Back in 2000, the Public Service Commission began the whole process of studying the need for a new area code because the official estimate was that there would be no more numbers after March 2002.

Despite all the miscalculations, everyone now appears convinced the state needs a new area code. The PSC called it a "mathematical certainty" in a decision issued last month ordering the adoption of a new area code in the panhandles.

That decision drew an onslaught of opposition, including complaints from Gov. Joe Manchin and Attorney General Darrell McGraw. All of the criticism, however, concerned where the new area code would be imposed and the enormous cost that it would levy on the eastern and northern parts of the state.

None of the comments asked whether a new area code - along with the immense cost that it would entail - was really necessary in the first place.

Lee Selwyn, president of the Boston-based telecommunications-policy consulting firm Economics and Technology Inc., has long argued it's a question that needs to be asked.

Selwyn has testified before 40 state utility commissions and been hired by utility regulators across the country to analyze area-code expansion plans - including New York City when it first considered splitting its 212 area code in 1983, in one of the first area-code expansion cases.

"It has cost the economy hundreds of millions of dollars," Selwyn says. "When you take the number of area codes created in the past 10 years, it's a big number, and it doesn't have to happen."

Selwyn has not studied West Virginia's phone market, but he said that, in general, regulators have been too quick to add area codes.

"It's an easy solution, a Band-Aid solution, and an irreversible solution, once you start proliferating phone numbers," Selwyn said. "It's like building a new road: You can rip up the pavement and do it right, or you can smear on some concrete and make it look like you've done something, but the solution won't last very long."

Surprisingly, most of the phone numbers in the 304 area code are not now being used.

According to NeuStar Inc., the company that the federal government has hired to manage the allotment of phone numbers, 54.9 percent of the 304-area numbers that have already been assigned to carriers for consumer use - or 3.49 million - were available for consumer use at the end of 2006, the most recent time frame for which data are available.

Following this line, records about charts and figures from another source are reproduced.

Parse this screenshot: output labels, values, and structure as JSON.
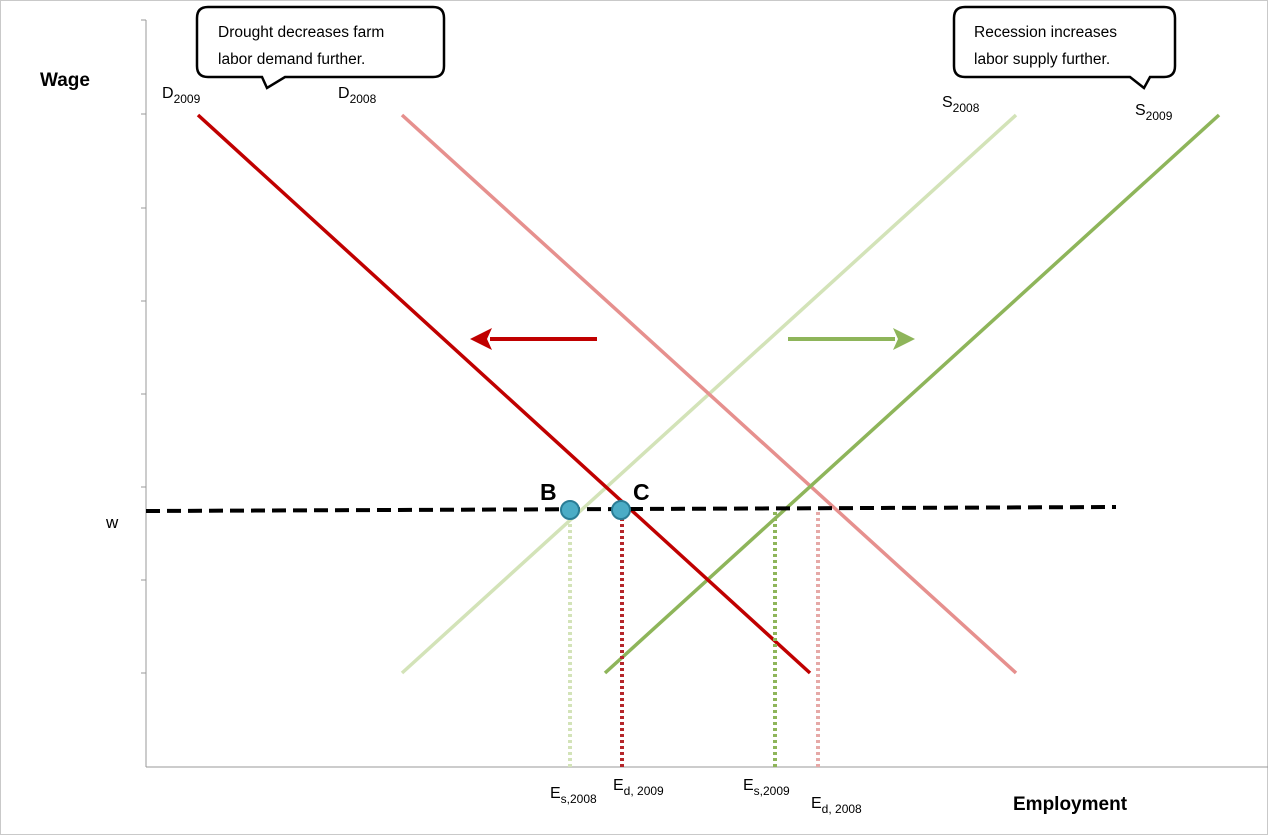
{
  "axis_labels": {
    "y": "Wage",
    "x": "Employment",
    "wage_level": "w"
  },
  "callouts": {
    "drought": [
      "Drought decreases farm",
      "labor demand further."
    ],
    "recession": [
      "Recession increases",
      "labor supply further."
    ]
  },
  "curves": {
    "d2009": {
      "base": "D",
      "sub": "2009",
      "color": "#c00000"
    },
    "d2008": {
      "base": "D",
      "sub": "2008",
      "color": "#e6908e"
    },
    "s2008": {
      "base": "S",
      "sub": "2008",
      "color": "#d3e3b8"
    },
    "s2009": {
      "base": "S",
      "sub": "2009",
      "color": "#8eb55a"
    }
  },
  "points": {
    "b": "B",
    "c": "C"
  },
  "employment_marks": {
    "es2008": {
      "base": "E",
      "sub": "s,2008"
    },
    "ed2009": {
      "base": "E",
      "sub": "d, 2009"
    },
    "es2009": {
      "base": "E",
      "sub": "s,2009"
    },
    "ed2008": {
      "base": "E",
      "sub": "d, 2008"
    }
  },
  "colors": {
    "demand_arrow": "#c00000",
    "supply_arrow": "#8eb55a",
    "wage_line": "#000000",
    "point_fill": "#4bacc6",
    "point_stroke": "#2a7d96"
  }
}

That doesn't even include hundreds of thousands of numbers that haven't yet been doled out to carriers.

Still, NeuStar and the PSC stand by the depletion estimates.

State regulators instituted several measures over the years since 2000 aimed at conserving numbers, and they have succeeded in postponing the inevitable, said PSC spokeswoman Sarah Robertson.

"We tried to alleviate that burden for a while, by conserving numbers, releasing blocks [of numbers] for assignment," Robertson said. "I don't know that [NeuStar] was wrong; we just took some efficiency measures that gave us a little more life."

Robertson and Wayne Milby, NeuStar's senior area code relief planner for the eastern region, said the key reform involved reducing the size of the blocks in which phone numbers are allotted from 10,000 to 1,000.

But West Virginia began "1,000-block pooling" in October 2002, and NeuStar's estimates continued, long after that, to exaggerate the rate of number depletion.

At the end of the day, NeuStar's estimates are based on industry estimates, and the phone companies are under no regulatory requirement to supply NeuStar with accurate or complete information, Milby said.

"They have to provide the information, but there's nothing that says that information has to be exactly right," he said.

Where do the numbers go?

Phone numbers in the 304 area are apparently dwindling. There were about 2 percent fewer numbers available in 2006 compared with 2005, according to NeuStar.

Yet faster than new consumers have been signing up, phone providers have been setting aside lines for nonconsumer use. According to 2006 NeuStar data:

  • 20 percent more lines - a total of 95,000 - were "reserved," or stockpiled at the request of customers who wanted to use them at a later date, compared with 2005.
  • 49 percent more lines, or 45,000 in total, were claimed for administrative uses.
  • 41 percent more lines, or 147,000, were classified as "aging," or unavailable because their last user had canceled service recently. (That suggests more customers than ever are hopping around from provider to provider, according to NeuStar's report on the data.)
  • The increase in actual consumer use of phone lines, by contrast, was just 13.7 percent.

    Possibly an even bigger drain on West Virginia phone numbers is the "rate-center" system that they're organized under, says Paul Burke of Shepherdstown, a retired statistician for the federal Department of Housing and Urban Development who is a citizen intervener in the PSC's area-code expansion case.